Karola znalazłam tętno w karcie ciąży - za każdym razem 160.Tylko mój gin tak bazgroli, że nie wiedziałam co to jest ;-) .
 
Ostatnia edycja:
reklama
Witam
dziewczyny stoje przed wielkim dylematem:-(
Nie wiem co zrobic w mojej pracy 2 dziewczyny odeszły na l4 sa w ciazy a punkt w którym pracuje skladał sie z 3 osób.I zostałam sama i co dalej dalszy problem w tym ze dostalismy wypowiedzenie lokalu do grudnia ,teraz szukamy nowego lokalu.I teraz mam dylemat tu mam umowe na 6 lat,a mam nowa oferte pracy tylko jak wiadomo dostane umowe na czas próbny ,a my przeciez staramy sie o dzidziusie:(.Nie wiem jak to jest z ta umowa na czaqs próbny jak jest sie w ciazy czy przysługuja jakies swiatczenia,czy mozna isc na l4.Czy moze zostac w tej pracy i do konnca roku pojawi sie fasolka nie weim co zrobic.
Pozdrawiam
 
Witajcie!
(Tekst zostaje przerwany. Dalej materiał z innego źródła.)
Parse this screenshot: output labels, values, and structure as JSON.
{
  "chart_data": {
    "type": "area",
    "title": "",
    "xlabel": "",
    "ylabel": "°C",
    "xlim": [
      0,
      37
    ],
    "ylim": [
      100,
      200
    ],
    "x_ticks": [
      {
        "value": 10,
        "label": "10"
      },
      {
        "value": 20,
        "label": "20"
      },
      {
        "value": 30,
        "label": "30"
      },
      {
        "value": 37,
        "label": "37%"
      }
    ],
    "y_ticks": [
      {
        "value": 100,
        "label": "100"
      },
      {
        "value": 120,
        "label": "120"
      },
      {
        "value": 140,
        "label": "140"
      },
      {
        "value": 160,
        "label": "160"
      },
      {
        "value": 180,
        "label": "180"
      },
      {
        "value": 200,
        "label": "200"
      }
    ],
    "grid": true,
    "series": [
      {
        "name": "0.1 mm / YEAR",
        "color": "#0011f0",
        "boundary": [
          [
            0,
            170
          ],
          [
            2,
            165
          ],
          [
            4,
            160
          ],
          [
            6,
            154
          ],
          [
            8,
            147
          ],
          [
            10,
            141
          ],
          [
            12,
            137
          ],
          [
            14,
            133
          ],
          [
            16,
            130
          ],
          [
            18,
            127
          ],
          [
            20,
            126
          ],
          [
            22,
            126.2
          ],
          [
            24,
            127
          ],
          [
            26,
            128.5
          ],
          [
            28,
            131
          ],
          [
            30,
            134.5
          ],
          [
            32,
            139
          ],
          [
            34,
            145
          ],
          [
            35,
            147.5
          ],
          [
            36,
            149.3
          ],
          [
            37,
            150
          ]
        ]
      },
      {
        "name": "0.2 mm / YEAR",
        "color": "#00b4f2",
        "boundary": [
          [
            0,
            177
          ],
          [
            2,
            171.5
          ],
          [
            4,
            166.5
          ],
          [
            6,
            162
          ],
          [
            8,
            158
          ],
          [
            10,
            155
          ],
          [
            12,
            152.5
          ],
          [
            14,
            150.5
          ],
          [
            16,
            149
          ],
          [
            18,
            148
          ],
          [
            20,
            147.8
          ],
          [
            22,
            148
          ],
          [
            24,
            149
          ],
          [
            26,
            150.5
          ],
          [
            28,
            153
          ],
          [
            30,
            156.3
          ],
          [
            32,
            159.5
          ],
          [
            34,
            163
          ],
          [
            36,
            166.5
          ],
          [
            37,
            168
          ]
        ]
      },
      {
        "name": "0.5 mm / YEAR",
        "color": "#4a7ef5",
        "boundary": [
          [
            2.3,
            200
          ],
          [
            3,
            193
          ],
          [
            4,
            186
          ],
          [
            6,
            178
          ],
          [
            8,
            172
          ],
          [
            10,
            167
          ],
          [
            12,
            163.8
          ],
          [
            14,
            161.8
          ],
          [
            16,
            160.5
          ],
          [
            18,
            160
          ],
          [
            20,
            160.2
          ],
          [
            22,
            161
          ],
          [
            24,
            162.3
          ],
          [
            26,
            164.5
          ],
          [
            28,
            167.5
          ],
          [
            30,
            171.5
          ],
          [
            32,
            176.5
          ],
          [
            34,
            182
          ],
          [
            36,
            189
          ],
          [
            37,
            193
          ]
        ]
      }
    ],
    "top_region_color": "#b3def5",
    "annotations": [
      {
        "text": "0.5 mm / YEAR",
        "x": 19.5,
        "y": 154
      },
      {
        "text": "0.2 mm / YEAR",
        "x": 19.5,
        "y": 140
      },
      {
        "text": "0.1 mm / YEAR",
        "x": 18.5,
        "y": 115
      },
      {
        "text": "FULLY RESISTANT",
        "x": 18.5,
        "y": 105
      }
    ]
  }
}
Jestem tu nowa (w tym wątku), ale to chyba najlepsze miejsce dla mnie :sorry: - mam 11-letnią córkę, za sobą dwie nieudane próby 2007 (7 tc) i 2008 (6 tc), 6.11 znów zobaczyłam na teście dwie kreseczki... Oczywiście zrobiłam od razu betę, wyszła 1250, więc nawet więcej niż się spodziewałam (OM 5.10),
Trudno mi sobie poradzić z emocjami, z jednej strony czekam na ten moment ponad trzy lata, a z drugiej strony dwie porażki spowodowały, że jesem jedną kulką nerwów, czy tym razem nie będzie tak samo... Bo niby dlatego miałoby byc inaczej?.. Z jednej strony bardzo chcę wierzyć że będzie dobrze, przez te kilka dni już zdążyłam myśleć o wszystkim - od organizacji przerwy w pracy, logistyki opieki nad dzidziusiem, umeblowania pokoju, który czeka na to od ubiegłego roku, kiedy to skończyliśmy budowę domku, wyborem wózka, o imionach itp, a zaraz potem mam łzy w oczach na myśl, jak kruchy jest to stan...
16.11 mam wizytę u gina, jest szansa, że będzie już widoczne tętno - o tyle byłabym spokojniejsza... ale te dni ciągną się jak lata...
Dodam, że mam 36 lat i jeśli tym razem się nie uda, nie będę mieć siły próbować kolejny raz...
Wybaczcie, że na Was wylewam swoje smutki, ale muszę coś z tym zrobić, nawrt na pracy jest mi ciężko się skupić. Kazda wizyta w toalecie to kolejny stres, czy znów się nie pojawi plamienie, zwiastun najgorszego. Od piątku jestem na duphastonie (profilaktycznie, u lekarza jeszcze nie byłam, jak pisałam). Staram się jak najwięcej odpoczywać.
Miłego dnia Wam życzę !
 
Witaj. Masz rację to najlepsze miejsce da Ciebie. Będziemy się tutaj wspierały, mam nadzieję, że aż do szczęśliwego lipca. Nie jestem pewna, ale chyba dzisiaj czytałam Twój stary post o spadku bety hcg. Jeżeli tak, to chyba Cię przywołałam w myślach:-) Ja nie mogę spać od rana, bo ciagle sie boję. Czekam na dpowiedna godzinę, aby zadzwonić do lekarza. Módlcie się, zeby było dobrze. Miłego dnia dzieczęta:-)
 
Annas, faktycznie pisałam kiedyś posta o spadku bety :tak: Rzeczywiście mnie przywołałaś :-)
Trzymam oba kciuki za Twoje dobre wieści! Dawaj nam tu znać jak najszybciej !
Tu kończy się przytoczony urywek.